La crisi della plastica è arrivata a un punto di non ritorno: più di 170 Paesi si sono riuniti a Ginevra per cercare di ratificare un trattato globale, giuridicamente vincolante, volto a ridurre produzione, i rifiuti e le sostanze chimiche nocive della plastica. L’incontro cade dopo anni di negoziati iniziati nel 2022, ma del tutto inconcludenti. Nel frattempo negli oceani continuano a galleggiare 200 trilioni di pezzi di plastica. Una cifra destinata a crescere.
La plastica è al centro di una vera e propria emergenza globale. Dal 1950, quando si producevano 2 milioni di tonnellate, siamo passati a produrne 475 milioni e solo il 2% viene riciclato. Le microplastiche, ormai, contaminano ogni ecosistema. Inoltre hanno un risvolto in danni economici: secondo Lancet Countdown, questi ammontano a 1,5 trilioni di dollari l’anno.
Una produzione record (negativo) e il suo impatto
Negli ultimi decenni la produzione di plastica è cresciuta in modo esponenziale, complice il ricorso ai combustibili fossili per sintetizzare polimeri sempre più economici.
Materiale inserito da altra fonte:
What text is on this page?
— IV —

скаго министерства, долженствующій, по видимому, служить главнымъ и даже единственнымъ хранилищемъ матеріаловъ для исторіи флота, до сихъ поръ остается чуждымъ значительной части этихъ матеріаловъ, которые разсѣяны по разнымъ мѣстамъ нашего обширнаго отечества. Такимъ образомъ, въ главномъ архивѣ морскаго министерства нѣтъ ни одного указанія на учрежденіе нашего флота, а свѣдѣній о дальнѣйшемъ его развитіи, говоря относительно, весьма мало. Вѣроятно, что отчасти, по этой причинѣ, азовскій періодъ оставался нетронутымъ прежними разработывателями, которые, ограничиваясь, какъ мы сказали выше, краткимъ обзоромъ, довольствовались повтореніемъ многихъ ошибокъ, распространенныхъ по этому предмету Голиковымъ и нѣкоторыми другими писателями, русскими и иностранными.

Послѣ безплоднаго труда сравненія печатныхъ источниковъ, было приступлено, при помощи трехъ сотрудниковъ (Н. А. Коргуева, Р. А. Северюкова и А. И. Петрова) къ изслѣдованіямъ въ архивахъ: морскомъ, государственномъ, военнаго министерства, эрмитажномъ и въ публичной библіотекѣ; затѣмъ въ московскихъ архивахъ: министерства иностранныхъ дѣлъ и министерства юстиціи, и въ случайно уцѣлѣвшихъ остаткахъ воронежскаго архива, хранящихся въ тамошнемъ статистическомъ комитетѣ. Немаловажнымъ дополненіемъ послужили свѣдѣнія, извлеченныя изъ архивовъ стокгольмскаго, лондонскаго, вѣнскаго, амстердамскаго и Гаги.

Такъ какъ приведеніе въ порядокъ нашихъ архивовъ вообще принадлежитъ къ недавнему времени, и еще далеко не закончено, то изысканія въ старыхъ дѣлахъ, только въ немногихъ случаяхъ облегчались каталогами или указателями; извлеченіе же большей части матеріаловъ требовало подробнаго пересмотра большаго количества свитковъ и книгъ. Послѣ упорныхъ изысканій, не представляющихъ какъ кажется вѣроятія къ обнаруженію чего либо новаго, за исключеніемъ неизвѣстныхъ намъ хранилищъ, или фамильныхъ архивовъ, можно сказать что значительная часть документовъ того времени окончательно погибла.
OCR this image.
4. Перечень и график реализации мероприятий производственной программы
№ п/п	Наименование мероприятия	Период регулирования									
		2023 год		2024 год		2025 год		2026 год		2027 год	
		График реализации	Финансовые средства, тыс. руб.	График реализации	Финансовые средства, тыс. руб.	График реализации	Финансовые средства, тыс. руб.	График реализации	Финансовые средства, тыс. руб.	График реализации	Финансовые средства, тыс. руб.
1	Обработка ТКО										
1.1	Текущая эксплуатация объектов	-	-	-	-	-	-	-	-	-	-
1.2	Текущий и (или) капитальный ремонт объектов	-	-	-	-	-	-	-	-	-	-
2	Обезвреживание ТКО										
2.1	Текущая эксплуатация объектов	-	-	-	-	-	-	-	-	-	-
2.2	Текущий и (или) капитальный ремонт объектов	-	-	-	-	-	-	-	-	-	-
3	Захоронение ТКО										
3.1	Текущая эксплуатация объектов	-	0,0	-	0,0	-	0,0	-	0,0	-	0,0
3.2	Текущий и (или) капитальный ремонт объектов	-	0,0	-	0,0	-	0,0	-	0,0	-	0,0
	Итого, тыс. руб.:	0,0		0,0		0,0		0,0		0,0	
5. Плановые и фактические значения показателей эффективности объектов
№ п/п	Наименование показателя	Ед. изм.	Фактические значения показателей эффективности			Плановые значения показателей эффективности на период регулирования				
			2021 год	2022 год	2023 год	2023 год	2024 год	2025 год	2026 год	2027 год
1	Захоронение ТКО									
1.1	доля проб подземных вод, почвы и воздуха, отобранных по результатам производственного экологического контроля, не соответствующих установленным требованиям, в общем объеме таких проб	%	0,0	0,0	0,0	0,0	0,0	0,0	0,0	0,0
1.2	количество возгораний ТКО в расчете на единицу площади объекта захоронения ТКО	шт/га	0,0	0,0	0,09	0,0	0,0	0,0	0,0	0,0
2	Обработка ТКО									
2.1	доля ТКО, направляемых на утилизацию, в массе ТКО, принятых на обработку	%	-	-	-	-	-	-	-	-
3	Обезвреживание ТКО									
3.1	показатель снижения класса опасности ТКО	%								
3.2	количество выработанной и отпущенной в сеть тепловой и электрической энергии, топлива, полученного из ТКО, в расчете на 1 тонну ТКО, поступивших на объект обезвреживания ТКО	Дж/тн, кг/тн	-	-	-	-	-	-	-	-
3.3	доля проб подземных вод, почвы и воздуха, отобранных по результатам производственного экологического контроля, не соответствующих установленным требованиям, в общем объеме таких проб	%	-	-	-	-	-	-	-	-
Secondo il National Oceanography Centre, la frammentazione degli oggetti in microplastiche ha portato questi residui dalle fosse oceaniche alle cime dei monti, con effetti a catena sulla fauna: ingestione accidentale, occlusioni intestinali e intrappolamento in reti o imballaggi. I ricercatori avvertono che, oltre una certa soglia di accumulo nei tessuti, gli animali subiscono infiammazioni croniche e alterazioni ormonali che ne riducono la sopravvivenza. E per “animali” si intendono anche gli esseri umani.
La plastica contiene oltre 16.000 sostanze chimiche e di quelle testate, il 75% è classificato come “altamente pericoloso”. Il Lancet collega al ciclo di vita della plastica un maggiore rischio di cancro, patologie respiratorie e aborti spontanei, oltre ai costi sanitari e sociali per i lavoratori del settore rifiuti.
Negoziato di Ginevra, verso un accordo vincolante
Nel 2022 gli Stati membri dell’Onu si erano già impegnati a definire entro due anni un trattato globale. La scadenza però è passata senza testo condiviso. A Ginevra si riparte quindi da quattro nodi cruciali:
- obiettivi di riduzione della plastica monouso e dei polimeri vergini;
- divieti sulle sostanze chimiche più tossiche;
- standard di progettazione per rendere i prodotti riciclabili e tracciabili;
- finanziamenti per riciclo e bonifica, inclusa l’ipotesi di tasse coordinate sulle aziende utilizzatrici (sostenuta dalla Business Coalition che annovera Nestlé e Unilever);
Quasi 100 Paesi chiedono un accordo “ambizioso” che limiti la produzione. Russia, Arabia Saudita e altri esportatori di petrolio puntano invece su più riciclo e meno tagli alla filiera, timorosi di ridurre uno dei pochi mercati in crescita per l’industria dell’oro nero. Per le multinazionali, la mancanza di regole uniformi genera costi e rischi reputazionali: ogni anno devono adeguarsi a centinaia di normative locali sul packaging e temono che i loro brand finiscano sulle spiagge inquinate.
Se il compromesso su produzione, chimica e finanziamenti non arriverà in questa sessione, la firma del trattato globale contro la crisi della plastica rischia di slittare ancora, mentre l’“onda” di rifiuti continua a ingrossarsi.